The present study aims to elucidate the anti-cancer, antimicrobial activity of synthesized halogenated chalcones (1f, 1h, 1i) and their molecular interaction with calf thymus DNA. All the three compounds were characterized using different spectroscopic tools like FTIR, NMR. DFT and TDDFT computation were performed to support the structural and electronic parameter of the compounds. UV-vis absorbance, steady-state fluorescence, time-resolved fluorescence, circular dichroism, helix melting, molecular docking study reveals that the compounds (1f, 1h, 1i) actively interact with ctDNA via groove binding mode. The binding constants (K-b) were calculated to be 1.29 x 10(4), 0.54 x 10(4) and 0.45 x 10(4) M-1 respectively for compounds 1f, 1h, 1i. The compounds were cytotoxic to almost every cell line (PC3, HeLa, A549, HCT116) tested, having minimal toxicity in normal NKE cell line, among which PC3 cells were more sensitive with an IC50 value of 10 mu M. The values were determined using dose response curve and found between 10 and 49 mu M for cancer cells and 70 mu M for normal cell. Compounds also cause apoptosis in PC3 cells, which was confirmed by Annexin V-FITC/PI assay. Results showed that 1f, 1h, 1i target DNA, to persuade DNA damage mediated cancer cell death. The inhibition zone was formed in the screening test indicating the anti-bacterial activity of 1f, 1h & 1i against model pathogenic bacteria.
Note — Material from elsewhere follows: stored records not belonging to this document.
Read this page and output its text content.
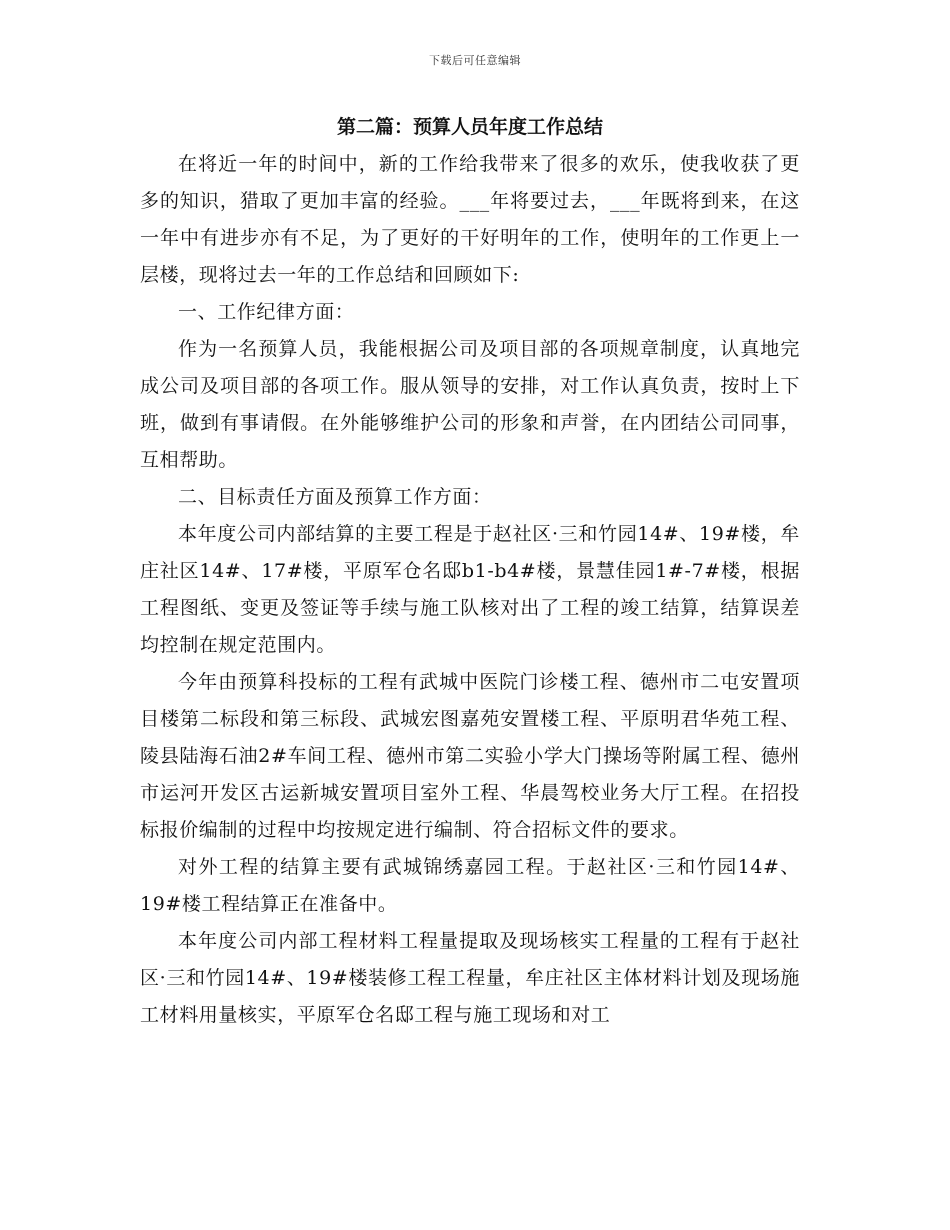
下载后可任意编辑
第二篇：预算人员年度工作总结

在将近一年的时间中，新的工作给我带来了很多的欢乐，使我收获了更多的知识，猎取了更加丰富的经验。___年将要过去，___年既将到来，在这一年中有进步亦有不足，为了更好的干好明年的工作，使明年的工作更上一层楼，现将过去一年的工作总结和回顾如下:

一、工作纪律方面：

作为一名预算人员，我能根据公司及项目部的各项规章制度，认真地完成公司及项目部的各项工作。服从领导的安排，对工作认真负责，按时上下班，做到有事请假。在外能够维护公司的形象和声誉，在内团结公司同事，互相帮助。

二、目标责任方面及预算工作方面：

本年度公司内部结算的主要工程是于赵社区·三和竹园14#、19#楼，牟庄社区14#、17#楼，平原军仓名邸b1-b4#楼，景慧佳园1#-7#楼，根据工程图纸、变更及签证等手续与施工队核对出了工程的竣工结算，结算误差均控制在规定范围内。

今年由预算科投标的工程有武城中医院门诊楼工程、德州市二屯安置项目楼第二标段和第三标段、武城宏图嘉苑安置楼工程、平原明君华苑工程、陵县陆海石油2#车间工程、德州市第二实验小学大门操场等附属工程、德州市运河开发区古运新城安置项目室外工程、华晨驾校业务大厅工程。在招投标报价编制的过程中均按规定进行编制、符合招标文件的要求。

对外工程的结算主要有武城锦绣嘉园工程。于赵社区·三和竹园14#、19#楼工程结算正在准备中。

本年度公司内部工程材料工程量提取及现场核实工程量的工程有于赵社区·三和竹园14#、19#楼装修工程工程量，牟庄社区主体材料计划及现场施工材料用量核实，平原军仓名邸工程与施工现场和对工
So the present communication provides quantitative insight of halo-chalcone based anti-cancerous and antimicrobial molecule involving relevant target nucleic acid, which holds future promise in the development of new therapeutic agents. (C) 2021 Published by Elsevier B.V.

Automated summary

The synthesized halogenated chalcones (1f, 1h, 1i) demonstrate anti-cancer and antimicrobial activities, with the ability to interact with calf thymus DNA. These compounds actively bind to DNA through groove binding mode, inducing cancer cell death and showing antibacterial properties against model pathogenic bacteria.